Trump Voter Roseanne Barr Plays Herself in Sitcom Revival

While participating in a Monday night Television Critics Association panel about the return of her show Roseanne, Roseanne Barr was asked if she'd vote for Oprah Winfrey should the talk show legend throw her hat into the 2020 race.

"I've always attempted to portray a realistic portrait of the American people and working-class people", Bar said Monday at the T.C.A. panel.

"It was working-class people who elected Trump, and that was very real and needed to be discussed", said Barr, who added that the idea of people hating others for voting differently from them is "un-American".

Roseanne Barr's own political beliefs have been very well-documented, and at TCA today there was an at-times passionate discussion about politics.

John Goodman, who played her husband on the show, is returning for the revival along with most of the original cast.

So, when a journalist asked why that character would turn around and vote for someone whose platform is demonstrably racist? "Well, that's your opinion".

Still, "I would be a better president than Oprah and Susan Sarandon, and possibly President Trump". "There are a lot of things he's said and done I don't agree with, like there's probably a lot of things Hillary Clinton has done and said that you don't agree with".

"No one is brainwashed into being in agreement 100% with [anyone]", Barr said.

Barr continued defending President Trump, but said he has made moves that she disagrees with.

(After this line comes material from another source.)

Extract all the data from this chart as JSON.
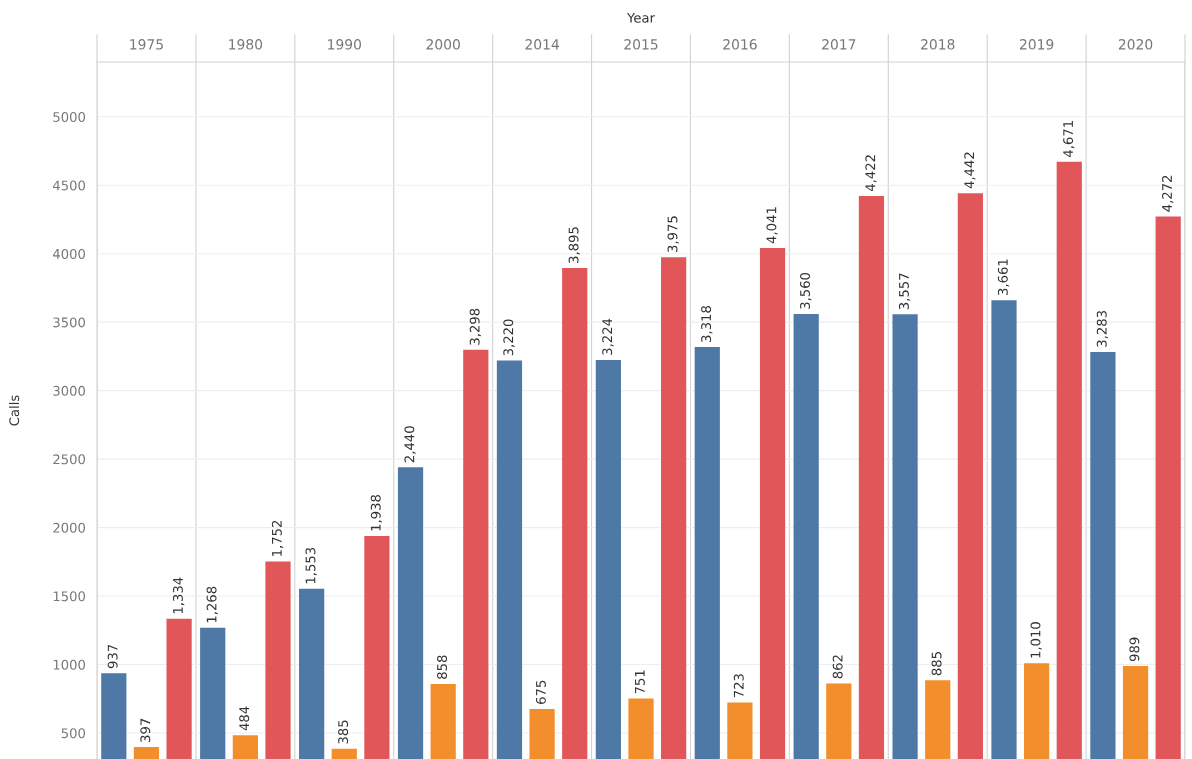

. But as Goodman stated, her drama doesn't win the awards like her comedy has in the past. Says Roseanne: "So they get a tax break?". On some level, everybody involved realizes that this could work in the show's favor - so long as Barr herself can stay on message.

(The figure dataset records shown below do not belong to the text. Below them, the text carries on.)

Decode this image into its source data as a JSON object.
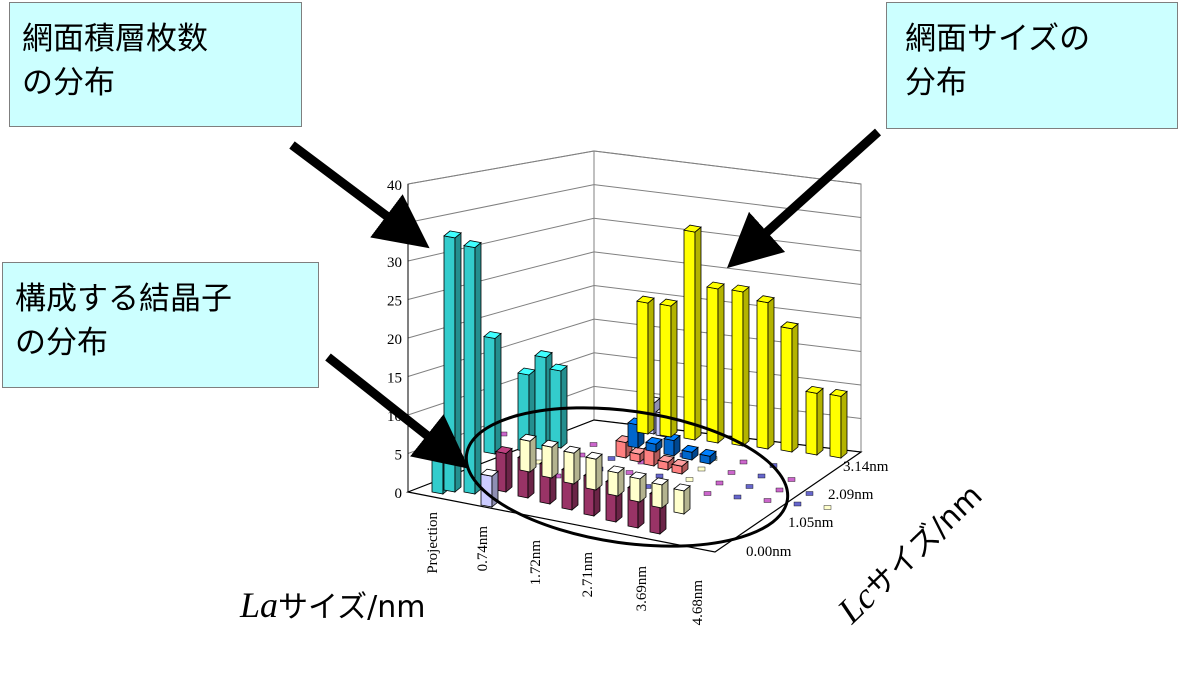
{
  "callouts": {
    "stack_line1": "網面積層枚数",
    "stack_line2": "の分布",
    "size_line1": "網面サイズの",
    "size_line2": "分布",
    "cryst_line1": "構成する結晶子",
    "cryst_line2": "の分布"
  },
  "axes": {
    "la_title_italic": "La",
    "la_title_rest": "サイズ/nm",
    "lc_title_italic": "Lc",
    "lc_title_rest": "サイズ/nm",
    "z_ticks": [
      "0",
      "5",
      "10",
      "15",
      "20",
      "25",
      "30",
      "35",
      "40"
    ],
    "la_ticks": [
      "Projection",
      "0.74nm",
      "1.72nm",
      "2.71nm",
      "3.69nm",
      "4.68nm"
    ],
    "lc_ticks": [
      "0.00nm",
      "1.05nm",
      "2.09nm",
      "3.14nm"
    ]
  },
  "chart_data": {
    "type": "bar",
    "subtype": "3d-bar",
    "zlim": [
      0,
      40
    ],
    "la_categories": [
      "Projection",
      "0.74nm",
      "1.72nm",
      "2.71nm",
      "3.69nm",
      "4.68nm"
    ],
    "lc_categories": [
      "0.00nm",
      "1.05nm",
      "2.09nm",
      "3.14nm"
    ],
    "lc_projection": {
      "color": "#33cccc",
      "values": [
        5,
        33,
        32,
        15,
        10,
        12,
        10
      ]
    },
    "la_projection": {
      "color": "#ffff00",
      "values": [
        17,
        17,
        27,
        20,
        20,
        19,
        16,
        8,
        8
      ]
    },
    "crystallite_bars": [
      {
        "color": "#993366",
        "values": [
          5,
          5,
          5,
          5,
          5,
          5,
          5,
          5
        ]
      },
      {
        "color": "#ffffcc",
        "values": [
          4,
          4,
          4,
          4,
          3,
          3,
          3,
          3
        ]
      },
      {
        "color": "#ff8080",
        "values": [
          2,
          1,
          2,
          1,
          1
        ]
      },
      {
        "color": "#0066cc",
        "values": [
          3,
          1,
          2,
          1,
          1
        ]
      },
      {
        "color": "#ccccff",
        "values": [
          4,
          3
        ]
      }
    ],
    "grid": true
  },
  "colors": {
    "callout_bg": "#ccffff",
    "cyan": "#33cccc",
    "yellow": "#ffff00",
    "purple": "#993366",
    "cream": "#ffffcc",
    "salmon": "#ff8080",
    "blue": "#0066cc",
    "lavender": "#ccccff"
  }
}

Executive producer Bruce Helford explained that the show is going to reflect a very real cross-section of America that still exists, much the same way it did when the show first aired in the 1990's.

Gilbert said the new episodes show a family "that is divided by politics but still filled with love". "We have a beloved place in the hearts of American viewers, and wanted to do something that would heal things and put all the cards on the table". Think along the lines of the Donald Trump Administration.

Still, if the series manages to walk this tightrope just right, it might have an impact that no other post-Trump TV series has had.

Helford also cited perhaps wanting to start to heal things in this country, and star and executive producer Sara Gilbert echoed his sentiments.

"What was the most surreal was walking back onto the set which they recreated - to the pillows, to the photos on the wall - and it was a rush of feelings, we spent nine years doing it together, we're like a family, and so weirdly, [it was like] no time had passed, but decades had passed".